# Vector space isomorphic to R^n+1

• Oct 24th 2010, 05:29 PM
osodud
Vector space isomorphic to R^n+1
Hello

Let $\displaystyle P_n (R)= \left\{{a_0 + a_1x + a_2x^2 + ... + a_nx^n: a_i \in{R}}\right\}$ be our set.

The sum and the scalar product are defined normally.

How can i prove that this set is with those operations is isomorphic to$\displaystyle R^n^+^1$ ?

Thanks
• Oct 24th 2010, 06:08 PM
TheEmptySet
Quote:

Originally Posted by osodud
Hello

Let $\displaystyle P_n (R)= \left\{{a_0 + a_1x + a_2x^2 + ... + a_nx^n: a_i \in{R}}\right\}$ be our set.

The sum and the scalar product are defined normally.

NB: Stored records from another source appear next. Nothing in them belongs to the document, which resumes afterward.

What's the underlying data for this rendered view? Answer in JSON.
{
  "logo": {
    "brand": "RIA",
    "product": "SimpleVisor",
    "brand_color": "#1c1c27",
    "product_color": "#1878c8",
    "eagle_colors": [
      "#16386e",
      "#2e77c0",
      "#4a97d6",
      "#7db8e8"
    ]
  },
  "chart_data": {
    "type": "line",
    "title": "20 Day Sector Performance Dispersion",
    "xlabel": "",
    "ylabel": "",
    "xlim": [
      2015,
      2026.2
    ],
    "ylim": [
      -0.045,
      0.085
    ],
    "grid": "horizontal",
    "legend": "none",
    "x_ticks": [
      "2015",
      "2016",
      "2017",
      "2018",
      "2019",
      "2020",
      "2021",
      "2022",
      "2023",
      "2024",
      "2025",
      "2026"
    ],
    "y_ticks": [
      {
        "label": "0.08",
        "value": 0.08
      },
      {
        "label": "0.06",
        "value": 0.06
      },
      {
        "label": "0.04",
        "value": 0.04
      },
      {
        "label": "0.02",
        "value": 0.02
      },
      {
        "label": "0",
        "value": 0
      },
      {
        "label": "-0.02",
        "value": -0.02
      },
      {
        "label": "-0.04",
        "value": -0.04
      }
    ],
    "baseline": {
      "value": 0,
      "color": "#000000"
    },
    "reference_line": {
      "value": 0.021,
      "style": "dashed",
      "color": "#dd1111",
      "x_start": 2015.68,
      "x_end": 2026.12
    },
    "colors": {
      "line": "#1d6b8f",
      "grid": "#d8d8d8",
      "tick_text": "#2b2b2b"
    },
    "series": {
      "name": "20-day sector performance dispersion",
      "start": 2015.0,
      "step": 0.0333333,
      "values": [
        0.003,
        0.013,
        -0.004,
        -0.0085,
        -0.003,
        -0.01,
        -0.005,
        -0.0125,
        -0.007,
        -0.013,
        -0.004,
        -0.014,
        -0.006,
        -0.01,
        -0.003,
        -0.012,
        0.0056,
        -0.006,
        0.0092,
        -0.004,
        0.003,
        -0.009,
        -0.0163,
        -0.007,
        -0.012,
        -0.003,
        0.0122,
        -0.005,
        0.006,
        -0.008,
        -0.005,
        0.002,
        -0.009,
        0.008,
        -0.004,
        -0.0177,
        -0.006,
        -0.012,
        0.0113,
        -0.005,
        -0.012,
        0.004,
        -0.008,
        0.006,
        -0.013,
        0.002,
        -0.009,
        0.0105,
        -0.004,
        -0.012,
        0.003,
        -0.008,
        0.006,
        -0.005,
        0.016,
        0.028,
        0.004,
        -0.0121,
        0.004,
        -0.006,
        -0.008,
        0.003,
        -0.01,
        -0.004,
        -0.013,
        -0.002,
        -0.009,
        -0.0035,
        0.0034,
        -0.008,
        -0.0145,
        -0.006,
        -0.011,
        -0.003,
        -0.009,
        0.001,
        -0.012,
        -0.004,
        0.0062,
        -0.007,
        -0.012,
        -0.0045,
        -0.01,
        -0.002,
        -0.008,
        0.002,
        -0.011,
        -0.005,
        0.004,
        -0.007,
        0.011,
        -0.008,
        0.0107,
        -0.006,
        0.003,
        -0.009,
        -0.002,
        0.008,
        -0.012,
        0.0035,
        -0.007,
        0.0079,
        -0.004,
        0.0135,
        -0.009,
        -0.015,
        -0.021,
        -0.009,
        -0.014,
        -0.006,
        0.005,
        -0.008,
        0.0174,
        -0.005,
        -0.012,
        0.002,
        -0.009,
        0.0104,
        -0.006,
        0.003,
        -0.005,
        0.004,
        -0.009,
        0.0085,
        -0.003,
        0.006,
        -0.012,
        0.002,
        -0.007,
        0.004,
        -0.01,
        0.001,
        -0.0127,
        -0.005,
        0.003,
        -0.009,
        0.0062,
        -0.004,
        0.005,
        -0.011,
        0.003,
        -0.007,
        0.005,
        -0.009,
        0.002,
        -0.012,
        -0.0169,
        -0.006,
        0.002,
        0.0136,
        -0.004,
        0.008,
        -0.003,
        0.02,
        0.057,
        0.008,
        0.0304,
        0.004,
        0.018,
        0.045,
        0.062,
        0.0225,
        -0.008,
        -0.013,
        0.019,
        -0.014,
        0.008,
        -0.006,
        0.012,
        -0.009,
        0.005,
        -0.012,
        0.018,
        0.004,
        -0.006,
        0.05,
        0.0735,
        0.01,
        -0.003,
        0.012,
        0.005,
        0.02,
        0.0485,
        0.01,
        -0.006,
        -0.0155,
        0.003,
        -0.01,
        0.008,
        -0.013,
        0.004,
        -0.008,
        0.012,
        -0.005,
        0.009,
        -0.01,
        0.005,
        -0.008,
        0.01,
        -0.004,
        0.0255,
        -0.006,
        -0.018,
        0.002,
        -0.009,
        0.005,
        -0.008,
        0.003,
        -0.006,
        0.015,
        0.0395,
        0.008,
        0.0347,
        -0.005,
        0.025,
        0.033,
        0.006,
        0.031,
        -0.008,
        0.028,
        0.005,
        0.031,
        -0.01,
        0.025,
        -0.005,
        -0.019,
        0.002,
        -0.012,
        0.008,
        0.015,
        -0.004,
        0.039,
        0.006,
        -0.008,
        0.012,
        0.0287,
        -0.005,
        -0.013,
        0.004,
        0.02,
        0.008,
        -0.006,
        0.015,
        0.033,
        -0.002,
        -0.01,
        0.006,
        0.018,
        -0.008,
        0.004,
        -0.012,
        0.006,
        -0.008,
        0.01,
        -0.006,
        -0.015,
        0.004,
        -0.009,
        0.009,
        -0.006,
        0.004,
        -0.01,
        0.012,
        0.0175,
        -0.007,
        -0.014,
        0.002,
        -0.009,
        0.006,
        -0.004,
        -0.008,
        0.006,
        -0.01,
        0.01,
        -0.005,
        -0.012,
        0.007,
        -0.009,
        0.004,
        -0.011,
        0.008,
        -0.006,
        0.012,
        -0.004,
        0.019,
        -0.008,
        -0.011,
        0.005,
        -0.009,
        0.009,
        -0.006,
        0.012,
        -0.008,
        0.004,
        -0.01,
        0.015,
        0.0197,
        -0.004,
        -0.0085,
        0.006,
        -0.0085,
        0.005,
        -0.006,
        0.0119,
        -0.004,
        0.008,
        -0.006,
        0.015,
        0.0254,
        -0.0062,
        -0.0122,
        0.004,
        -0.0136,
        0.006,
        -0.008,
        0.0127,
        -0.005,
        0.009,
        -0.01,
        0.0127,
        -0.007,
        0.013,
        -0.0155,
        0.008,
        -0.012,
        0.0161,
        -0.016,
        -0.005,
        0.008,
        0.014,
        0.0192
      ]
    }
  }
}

How can i prove that this set is with those operations is isomorphic to$\displaystyle R^n^+^1$ ?

Thanks

Does the map

$\displaystyle T:\mathbb{P}_n \to \mathnn{R^{n+1}}$ defined by

$\displaystyle T(ax^j)=\underbrace{(0,0,...,a,0,...,0))}_{\text{ a is in the j+1 component}}$
Does this define an isomorphism?
• Oct 25th 2010, 05:16 AM
HallsofIvy
A very general and not very difficult theorem- if two finite dimensional vector spaces have the same dimension, then they are isomorphic.

That is, if U has dimension n, then it has a basis $\displaystyle \{u_1, u_2, \cdot\cdot\cdot, u_n\}$. If V also has dimension n, then it has a basis $\displaystyle \{v_1, v_2, \cdot\cdot\cdot, \v_n\}$. The function, $\displaystyle f:U\to V$, defined by $\displaystyle f(u_i)= v_i$ and extended "by linearity" is an isomorphism.